Opinionated platform for agentic workflows, tooling, and evaluation.
Project description
SignalForge AI
Agent engineering and learning system for production workflows
Build runtime traces, evaluate failures, generate datasets, distill specialists, and benchmark trade-offs.
Project status
SignalForge AI is in active, pre-1.0 development (v0.x).
- APIs and schemas are still converging
- Breaking changes are expected while core runtime contracts are stabilized
- Best fit today: internal platforms, research, and production pilots with pinned versions
See docs/public_contracts.md for the current public surface and experimental
boundaries.
Narrowed product scope
SignalForge AI is narrowing to five pillars:
- OTel/MCP-native runtime + artifact schema
- Evaluation and failure analysis for multi-step, tool-using agents
- Dataset generation from production traces
- Distillation pipeline for specialist small models
- Benchmarking cost, latency, and reliability across models and agent patterns
This is a systems-first direction: execution artifacts and measurable outcomes come before model hype.
Pillars in practice
1) OTel/MCP-native runtime + artifact schema
- Runtime events map cleanly to spans/events for distributed observability
- MCP tool calls are first-class execution units
- Shared artifact contracts for traces, rewards, eval verdicts, and dataset rows
2) Evaluation + failure analysis
- Suite-based evaluation for multi-step workflows
- Step-level and run-level scoring
- Failure taxonomy for tool errors, reasoning failures, recovery failures, and policy failures
- Regression diffing across runs, models, and orchestration patterns
3) Dataset generation from production traces
- Deterministic trace ETL into SFT, preference, repair, and critique datasets
- Provenance from dataset row back to trace/reward artifacts
- Data quality checks for schema validity, leakage risk, and label consistency
4) Distillation for specialist small models
- Teacher traces -> curated supervision -> student training/eval loops
- Focus on narrow specialist capabilities rather than general chat
- Reproducible train/eval pipelines for iterative deployment
5) Cost/latency/reliability benchmarking
- Comparable benchmark matrix across model providers and orchestration patterns
- Explicit trade-off reporting (quality vs cost vs latency vs failure rate)

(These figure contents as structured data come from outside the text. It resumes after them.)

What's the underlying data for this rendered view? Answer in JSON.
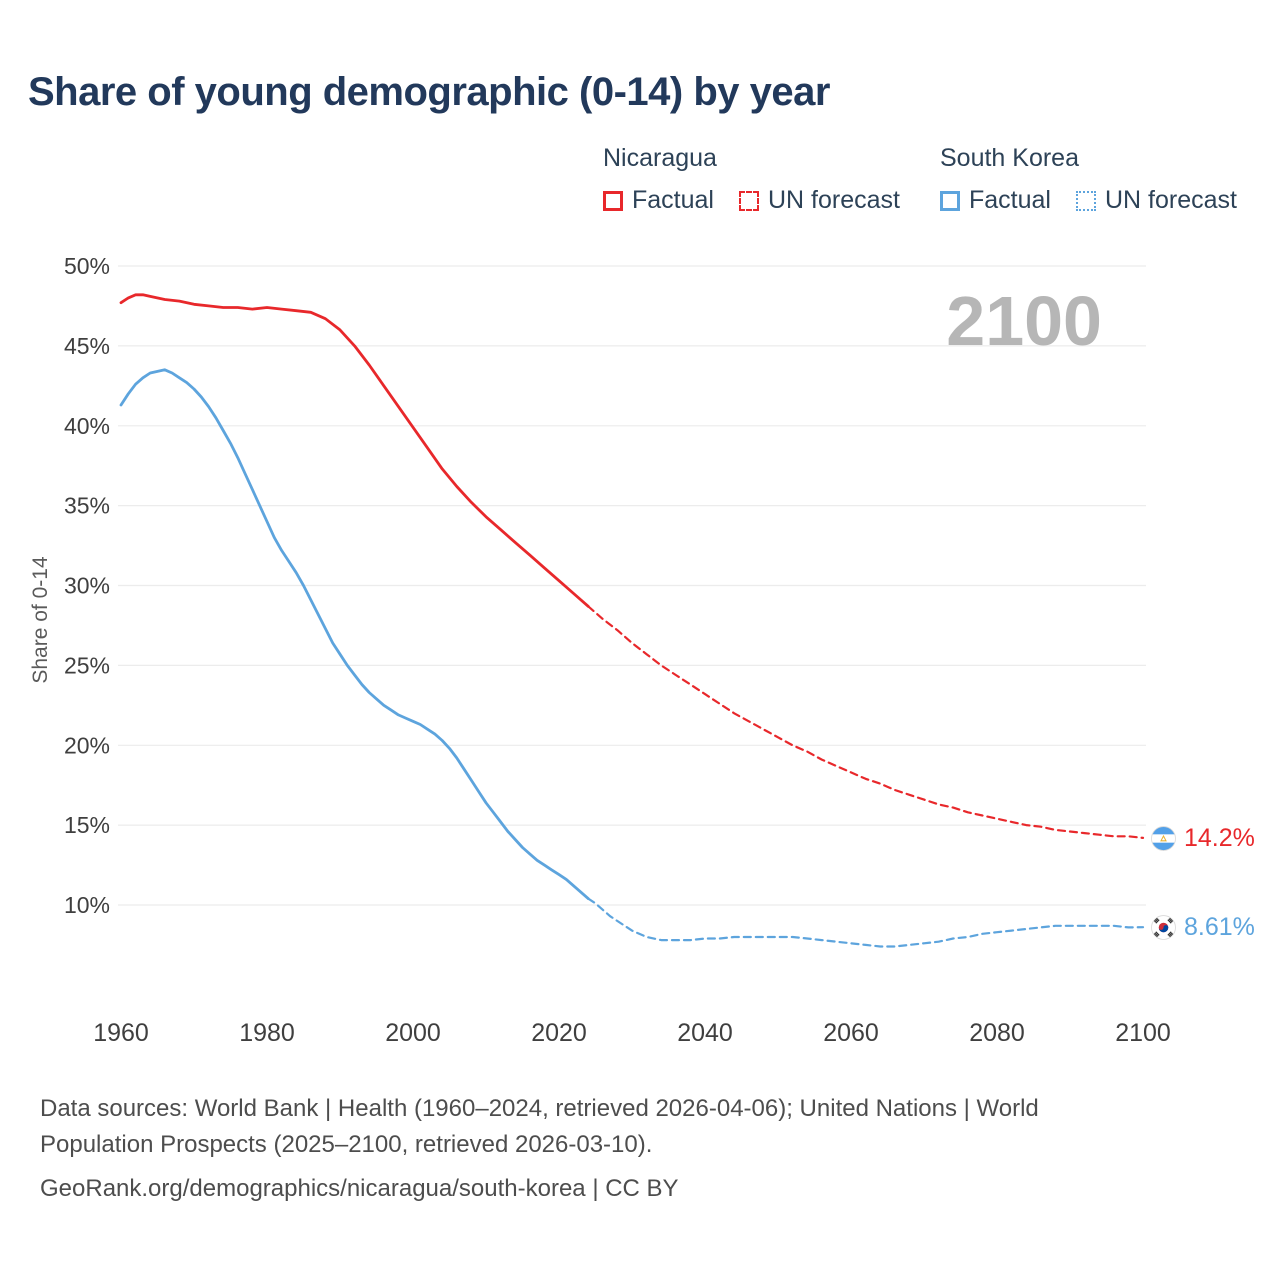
{
  "title": "Share of young demographic (0-14) by year",
  "watermark": "2100",
  "legend": {
    "groups": [
      {
        "country": "Nicaragua",
        "color": "#e8282b",
        "items": [
          {
            "label": "Factual",
            "style": "solid"
          },
          {
            "label": "UN forecast",
            "style": "dashed"
          }
        ]
      },
      {
        "country": "South Korea",
        "color": "#5da4dd",
        "items": [
          {
            "label": "Factual",
            "style": "solid"
          },
          {
            "label": "UN forecast",
            "style": "dotted"
          }
        ]
      }
    ]
  },
  "end_labels": [
    {
      "series": "Nicaragua",
      "flag": "nicaragua-flag",
      "value": "14.2%",
      "color": "#e8282b"
    },
    {
      "series": "South Korea",
      "flag": "south-korea-flag",
      "value": "8.61%",
      "color": "#5da4dd"
    }
  ],
  "footer": [
    "Data sources: World Bank | Health (1960–2024, retrieved 2026-04-06); United Nations | World",
    "Population Prospects (2025–2100, retrieved 2026-03-10).",
    "GeoRank.org/demographics/nicaragua/south-korea | CC BY"
  ],
  "chart_data": {
    "type": "line",
    "title": "Share of young demographic (0-14) by year",
    "xlabel": "",
    "ylabel": "Share of 0-14",
    "xlim": [
      1958,
      2112
    ],
    "ylim": [
      6,
      51
    ],
    "x_ticks": [
      1960,
      1980,
      2000,
      2020,
      2040,
      2060,
      2080,
      2100
    ],
    "y_ticks": [
      10,
      15,
      20,
      25,
      30,
      35,
      40,
      45,
      50
    ],
    "grid": true,
    "legend_position": "top-right",
    "forecast_start": 2024,
    "series": [
      {
        "name": "Nicaragua — Factual",
        "id": "nicaragua-factual",
        "color": "#e8282b",
        "line_style": "solid",
        "points": [
          [
            1960,
            47.7
          ],
          [
            1961,
            48.0
          ],
          [
            1962,
            48.2
          ],
          [
            1963,
            48.2
          ],
          [
            1964,
            48.1
          ],
          [
            1966,
            47.9
          ],
          [
            1968,
            47.8
          ],
          [
            1970,
            47.6
          ],
          [
            1972,
            47.5
          ],
          [
            1974,
            47.4
          ],
          [
            1976,
            47.4
          ],
          [
            1978,
            47.3
          ],
          [
            1980,
            47.4
          ],
          [
            1982,
            47.3
          ],
          [
            1984,
            47.2
          ],
          [
            1986,
            47.1
          ],
          [
            1988,
            46.7
          ],
          [
            1990,
            46.0
          ],
          [
            1992,
            45.0
          ],
          [
            1994,
            43.8
          ],
          [
            1996,
            42.5
          ],
          [
            1998,
            41.2
          ],
          [
            2000,
            39.9
          ],
          [
            2002,
            38.6
          ],
          [
            2004,
            37.3
          ],
          [
            2006,
            36.2
          ],
          [
            2008,
            35.2
          ],
          [
            2010,
            34.3
          ],
          [
            2012,
            33.5
          ],
          [
            2014,
            32.7
          ],
          [
            2016,
            31.9
          ],
          [
            2018,
            31.1
          ],
          [
            2020,
            30.3
          ],
          [
            2022,
            29.5
          ],
          [
            2024,
            28.7
          ]
        ]
      },
      {
        "name": "Nicaragua — UN forecast",
        "id": "nicaragua-un-forecast",
        "color": "#e8282b",
        "line_style": "dashed",
        "points": [
          [
            2024,
            28.7
          ],
          [
            2026,
            27.9
          ],
          [
            2028,
            27.2
          ],
          [
            2030,
            26.4
          ],
          [
            2032,
            25.7
          ],
          [
            2034,
            25.0
          ],
          [
            2036,
            24.4
          ],
          [
            2038,
            23.8
          ],
          [
            2040,
            23.2
          ],
          [
            2042,
            22.6
          ],
          [
            2044,
            22.0
          ],
          [
            2046,
            21.5
          ],
          [
            2048,
            21.0
          ],
          [
            2050,
            20.5
          ],
          [
            2052,
            20.0
          ],
          [
            2054,
            19.6
          ],
          [
            2056,
            19.1
          ],
          [
            2058,
            18.7
          ],
          [
            2060,
            18.3
          ],
          [
            2062,
            17.9
          ],
          [
            2064,
            17.6
          ],
          [
            2066,
            17.2
          ],
          [
            2068,
            16.9
          ],
          [
            2070,
            16.6
          ],
          [
            2072,
            16.3
          ],
          [
            2074,
            16.1
          ],
          [
            2076,
            15.8
          ],
          [
            2078,
            15.6
          ],
          [
            2080,
            15.4
          ],
          [
            2082,
            15.2
          ],
          [
            2084,
            15.0
          ],
          [
            2086,
            14.9
          ],
          [
            2088,
            14.7
          ],
          [
            2090,
            14.6
          ],
          [
            2092,
            14.5
          ],
          [
            2094,
            14.4
          ],
          [
            2096,
            14.3
          ],
          [
            2098,
            14.3
          ],
          [
            2100,
            14.2
          ]
        ]
      },
      {
        "name": "South Korea — Factual",
        "id": "south-korea-factual",
        "color": "#5da4dd",
        "line_style": "solid",
        "points": [
          [
            1960,
            41.3
          ],
          [
            1961,
            42.0
          ],
          [
            1962,
            42.6
          ],
          [
            1963,
            43.0
          ],
          [
            1964,
            43.3
          ],
          [
            1965,
            43.4
          ],
          [
            1966,
            43.5
          ],
          [
            1967,
            43.3
          ],
          [
            1968,
            43.0
          ],
          [
            1969,
            42.7
          ],
          [
            1970,
            42.3
          ],
          [
            1971,
            41.8
          ],
          [
            1972,
            41.2
          ],
          [
            1973,
            40.5
          ],
          [
            1974,
            39.7
          ],
          [
            1975,
            38.9
          ],
          [
            1976,
            38.0
          ],
          [
            1977,
            37.0
          ],
          [
            1978,
            36.0
          ],
          [
            1979,
            35.0
          ],
          [
            1980,
            34.0
          ],
          [
            1981,
            33.0
          ],
          [
            1982,
            32.2
          ],
          [
            1983,
            31.5
          ],
          [
            1984,
            30.8
          ],
          [
            1985,
            30.0
          ],
          [
            1986,
            29.1
          ],
          [
            1987,
            28.2
          ],
          [
            1988,
            27.3
          ],
          [
            1989,
            26.4
          ],
          [
            1990,
            25.7
          ],
          [
            1991,
            25.0
          ],
          [
            1992,
            24.4
          ],
          [
            1993,
            23.8
          ],
          [
            1994,
            23.3
          ],
          [
            1995,
            22.9
          ],
          [
            1996,
            22.5
          ],
          [
            1997,
            22.2
          ],
          [
            1998,
            21.9
          ],
          [
            1999,
            21.7
          ],
          [
            2000,
            21.5
          ],
          [
            2001,
            21.3
          ],
          [
            2002,
            21.0
          ],
          [
            2003,
            20.7
          ],
          [
            2004,
            20.3
          ],
          [
            2005,
            19.8
          ],
          [
            2006,
            19.2
          ],
          [
            2007,
            18.5
          ],
          [
            2008,
            17.8
          ],
          [
            2009,
            17.1
          ],
          [
            2010,
            16.4
          ],
          [
            2011,
            15.8
          ],
          [
            2012,
            15.2
          ],
          [
            2013,
            14.6
          ],
          [
            2014,
            14.1
          ],
          [
            2015,
            13.6
          ],
          [
            2016,
            13.2
          ],
          [
            2017,
            12.8
          ],
          [
            2018,
            12.5
          ],
          [
            2019,
            12.2
          ],
          [
            2020,
            11.9
          ],
          [
            2021,
            11.6
          ],
          [
            2022,
            11.2
          ],
          [
            2023,
            10.8
          ],
          [
            2024,
            10.4
          ]
        ]
      },
      {
        "name": "South Korea — UN forecast",
        "id": "south-korea-un-forecast",
        "color": "#5da4dd",
        "line_style": "dotted",
        "points": [
          [
            2024,
            10.4
          ],
          [
            2025,
            10.1
          ],
          [
            2026,
            9.7
          ],
          [
            2027,
            9.3
          ],
          [
            2028,
            9.0
          ],
          [
            2029,
            8.7
          ],
          [
            2030,
            8.4
          ],
          [
            2032,
            8.0
          ],
          [
            2034,
            7.8
          ],
          [
            2036,
            7.8
          ],
          [
            2038,
            7.8
          ],
          [
            2040,
            7.9
          ],
          [
            2042,
            7.9
          ],
          [
            2044,
            8.0
          ],
          [
            2046,
            8.0
          ],
          [
            2048,
            8.0
          ],
          [
            2050,
            8.0
          ],
          [
            2052,
            8.0
          ],
          [
            2054,
            7.9
          ],
          [
            2056,
            7.8
          ],
          [
            2058,
            7.7
          ],
          [
            2060,
            7.6
          ],
          [
            2062,
            7.5
          ],
          [
            2064,
            7.4
          ],
          [
            2066,
            7.4
          ],
          [
            2068,
            7.5
          ],
          [
            2070,
            7.6
          ],
          [
            2072,
            7.7
          ],
          [
            2074,
            7.9
          ],
          [
            2076,
            8.0
          ],
          [
            2078,
            8.2
          ],
          [
            2080,
            8.3
          ],
          [
            2082,
            8.4
          ],
          [
            2084,
            8.5
          ],
          [
            2086,
            8.6
          ],
          [
            2088,
            8.7
          ],
          [
            2090,
            8.7
          ],
          [
            2092,
            8.7
          ],
          [
            2094,
            8.7
          ],
          [
            2096,
            8.7
          ],
          [
            2098,
            8.6
          ],
          [
            2100,
            8.61
          ]
        ]
      }
    ]
  }
}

- Reliability metrics for retries, tool success, and degraded-mode completion
Specialist model exchange
SignalForge AI is expanding toward a specialist model registry/exchange where the published unit is a complete deployable package, not only weights.

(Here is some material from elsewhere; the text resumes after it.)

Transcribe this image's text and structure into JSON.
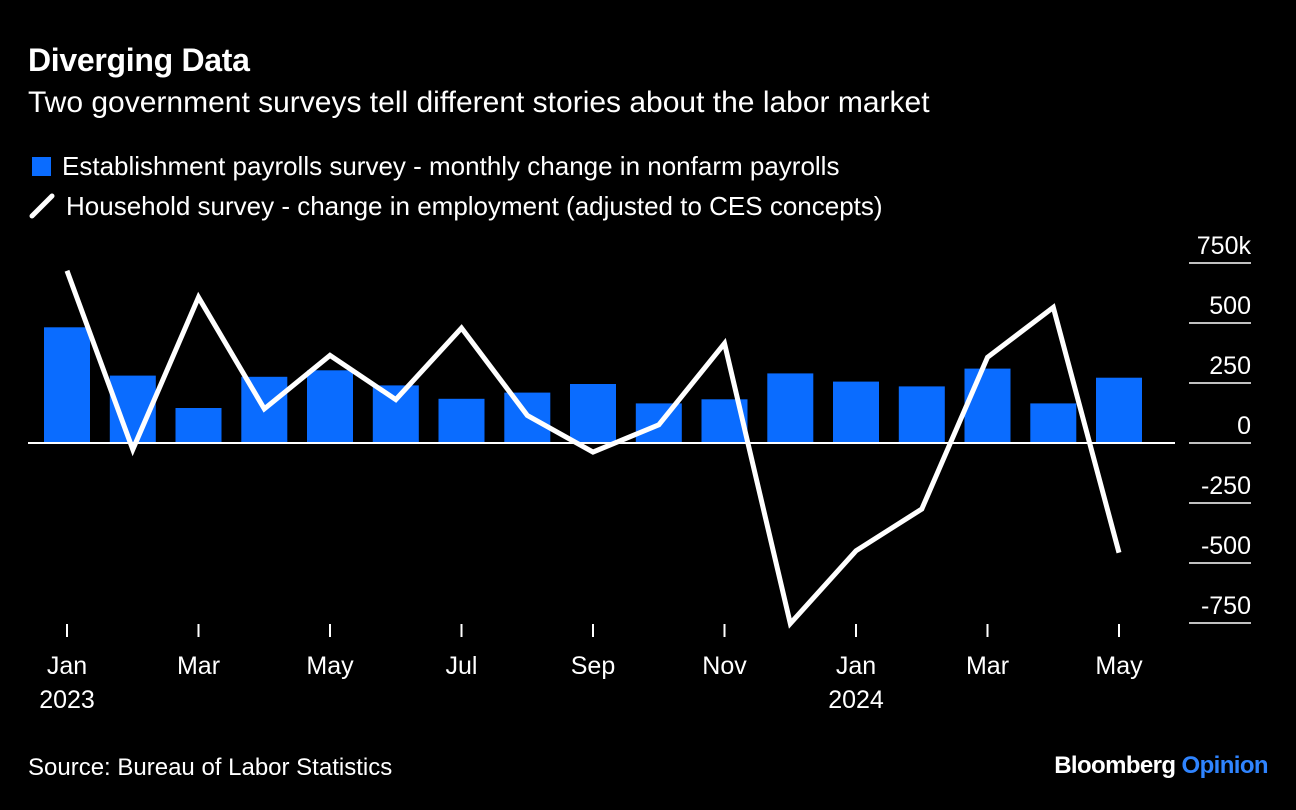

Each exchange unit includes:
- Small domain model
- Eval pack
- Trace/dataset lineage
- Hardware profile
- Failure modes
- License and usage constraints
- Ready-to-run artifacts (adapters, Safetensors/GGUF, Ollama packaging)
Use signalforgeai-exchange to build and validate specialist_model_unit.v0
manifests from training, distillation, and benchmark evidence. See
docs/model_exchange.md, docs/specialist_model_unit_sample.json, and
docs/specs/specialist_model_unit.schema.json for the contract.
Good early domains:
- Nutrition
- Auction houses
- Document-heavy verticals
- Compliance
- Support operations
- Telecom workflows
- Cataloguing
- Extraction
- Ranking
- Summarization
What is already in this repo
- Structured JSONL tracing with validation/inspection/diff tooling
- Evaluation harnesses and benchmark suites with reward artifacts
- Dataset export pipelines (SFT, preferences, repair pairs, curriculum)

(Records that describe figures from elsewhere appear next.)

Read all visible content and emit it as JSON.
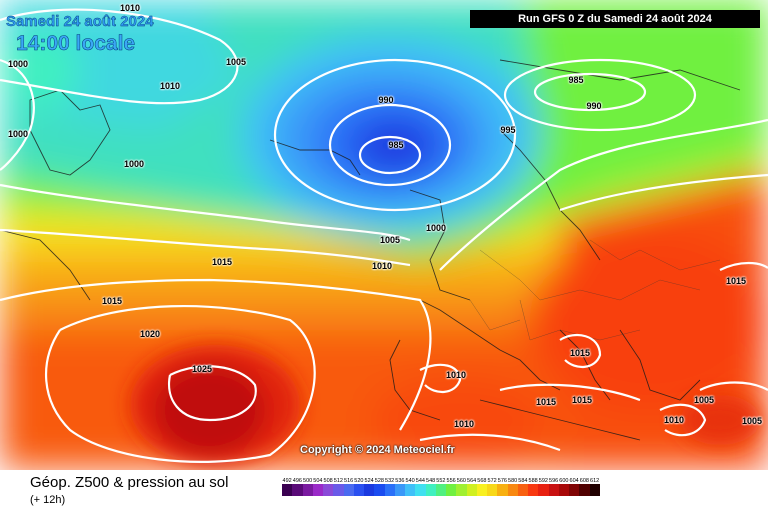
{
  "header": {
    "date": "Samedi 24 août 2024",
    "time": "14:00 locale",
    "run": "Run GFS 0 Z du Samedi 24 août 2024"
  },
  "copyright": "Copyright © 2024 Meteociel.fr",
  "footer": {
    "parameter": "Géop. Z500 & pression au sol",
    "lead": "(+ 12h)"
  },
  "isobars": [
    {
      "value": "1010"
    },
    {
      "value": "1000"
    },
    {
      "value": "1005"
    },
    {
      "value": "1010"
    },
    {
      "value": "1000"
    },
    {
      "value": "1000"
    },
    {
      "value": "990"
    },
    {
      "value": "985"
    },
    {
      "value": "995"
    },
    {
      "value": "985"
    },
    {
      "value": "990"
    },
    {
      "value": "1015"
    },
    {
      "value": "1005"
    },
    {
      "value": "1000"
    },
    {
      "value": "1010"
    },
    {
      "value": "1015"
    },
    {
      "value": "1020"
    },
    {
      "value": "1025"
    },
    {
      "value": "1010"
    },
    {
      "value": "1015"
    },
    {
      "value": "1015"
    },
    {
      "value": "1015"
    },
    {
      "value": "1015"
    },
    {
      "value": "1010"
    },
    {
      "value": "1005"
    },
    {
      "value": "1010"
    },
    {
      "value": "1005"
    }
  ],
  "scale": {
    "labels": [
      "492",
      "496",
      "500",
      "504",
      "508",
      "512",
      "516",
      "520",
      "524",
      "528",
      "532",
      "536",
      "540",
      "544",
      "548",
      "552",
      "556",
      "560",
      "564",
      "568",
      "572",
      "576",
      "580",
      "584",
      "588",
      "592",
      "596",
      "600",
      "604",
      "608",
      "612"
    ],
    "colors": [
      "#3a0050",
      "#5a0a78",
      "#7a1aa0",
      "#9a2ac8",
      "#8a4ad8",
      "#6a5ae8",
      "#4a6af0",
      "#2a50f0",
      "#1a3ae0",
      "#1a4cf0",
      "#2a70f8",
      "#3a98f8",
      "#40c0f8",
      "#40e0f0",
      "#40f0c0",
      "#50f080",
      "#70f040",
      "#a0f030",
      "#d0f020",
      "#f8f020",
      "#f8d818",
      "#f8b010",
      "#f88810",
      "#f86010",
      "#f83810",
      "#e82010",
      "#c81010",
      "#a80808",
      "#800404",
      "#500000",
      "#200000"
    ]
  }
}
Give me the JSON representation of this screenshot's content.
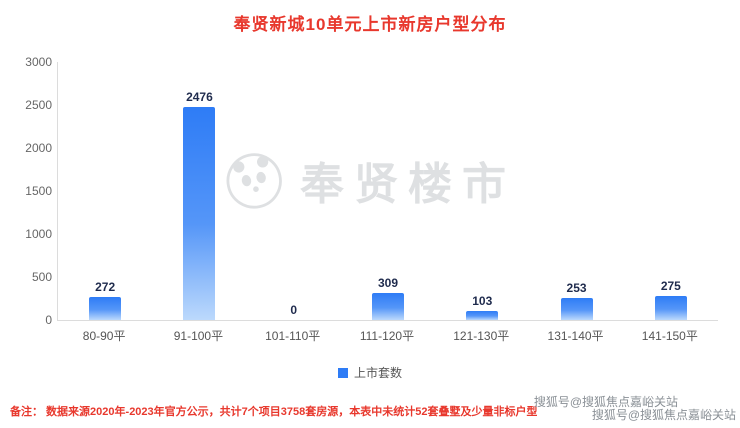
{
  "title": "奉贤新城10单元上市新房户型分布",
  "chart_data": {
    "type": "bar",
    "categories": [
      "80-90平",
      "91-100平",
      "101-110平",
      "111-120平",
      "121-130平",
      "131-140平",
      "141-150平"
    ],
    "values": [
      272,
      2476,
      0,
      309,
      103,
      253,
      275
    ],
    "title": "奉贤新城10单元上市新房户型分布",
    "xlabel": "",
    "ylabel": "",
    "ylim": [
      0,
      3000
    ],
    "yticks": [
      0,
      500,
      1000,
      1500,
      2000,
      2500,
      3000
    ],
    "grid": false,
    "legend_entries": [
      "上市套数"
    ],
    "legend_position": "bottom"
  },
  "legend": {
    "label": "上市套数"
  },
  "watermark": {
    "text": "奉贤楼市"
  },
  "note": "备注： 数据来源2020年-2023年官方公示，共计7个项目3758套房源，本表中未统计52套叠墅及少量非标户型",
  "sohu_watermark": "搜狐号@搜狐焦点嘉峪关站",
  "colors": {
    "title": "#e8382d",
    "note": "#e8382d",
    "bar_top": "#2e7cf6",
    "bar_mid": "#5596f8",
    "bar_bottom": "#bcd9fc",
    "value_label": "#1f2b4d",
    "axis_label": "#666666",
    "watermark": "#9aa0a6"
  }
}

- Learning/routing infrastructure and experimental SFT/DPO training utilities
- Multi-provider model abstraction (OpenAI, Ollama, HF, dummy)
What SignalForge AI is not
- A chatbot framework
- A prompt library
- A no-code builder
- A model leaderboard without task context
- A fixed set of built-in agents
Quickstart
python -m venv .venv
source .venv/bin/activate
pip install signalforgeai==0.5.0
Run the deterministic production-pilot readiness loop:
signalforgeai-pilot-check --mode dummy --work-dir results/pilot_check
This quickstart is offline-safe by default and uses the deterministic
dummy_good provider. It writes:
results/pilot_check/pilot_readiness.mdresults/pilot_check/pilot_readiness.jsonresults/pilot_check/logs/withtrace.v0andreward.v0artifactsresults/pilot_check/datasets/manifest.jsonplus SFT, preference, repair, and curriculum exports
For a guided first-user path from install through artifact inspection, see
docs/first_pilot.md. Provider-backed runs are opt-in; see
docs/provider_setup.md for OpenAI, Ollama, and HF setup.
Validate and inspect the latest trace:
python -m signalforgeai.logging.validate results/pilot_check/logs/$(ls -t results/pilot_check/logs | head -n 1)
python -m signalforgeai.logging.inspect results/pilot_check/logs/$(ls -t results/pilot_check/logs | head -n 1)
To run the repository examples, clone the source checkout and install editable:
git clone https://github.com/foaadfarooghian/signalforgeai.git
cd signalforgeai
pip install -e ".[dev]"
python examples/quickstart_research_agent.py
Run evaluation suites:
python -m signalforgeai.evaluation.run src/signalforgeai/evaluation/suites/quickstart.json
python -m signalforgeai.evaluation.run src/signalforgeai/evaluation/suites/research_quickstart.json
To run against a configured local or hosted model, set SIGNALFORGEAI_MODEL_ID
explicitly:
SIGNALFORGEAI_MODEL_ID=ollama:ministral-3:8b python examples/quickstart_research_agent.py
SIGNALFORGEAI_MODEL_ID=openai:gpt-5-mini python examples/quickstart_research_agent.py
Pilot datasets are strict-gated by default: exported rows include deterministic split metadata, provenance links back to trace/reward artifacts, file hashes, duplicate counts, and leakage checks. Validate an exported dataset directly with:
signalforgeai-dataset-validate results/pilot_check/datasets/pilot.sft.jsonl \
--kind sft --quality-gate --logs-root results/pilot_check/logs
Run a release regression gate by comparing against the last accepted readiness artifact:
signalforgeai-pilot-check --mode dummy --work-dir results/pilot_current \
--baseline results/pilot_baseline/pilot_readiness.json
When --baseline is supplied, the command also writes:
results/pilot_current/eval_regression.mdresults/pilot_current/eval_regression.json
The default deterministic gate allows no pass-rate drop, no mean-score drop, no new failing cases, and no worse failure-mode movement.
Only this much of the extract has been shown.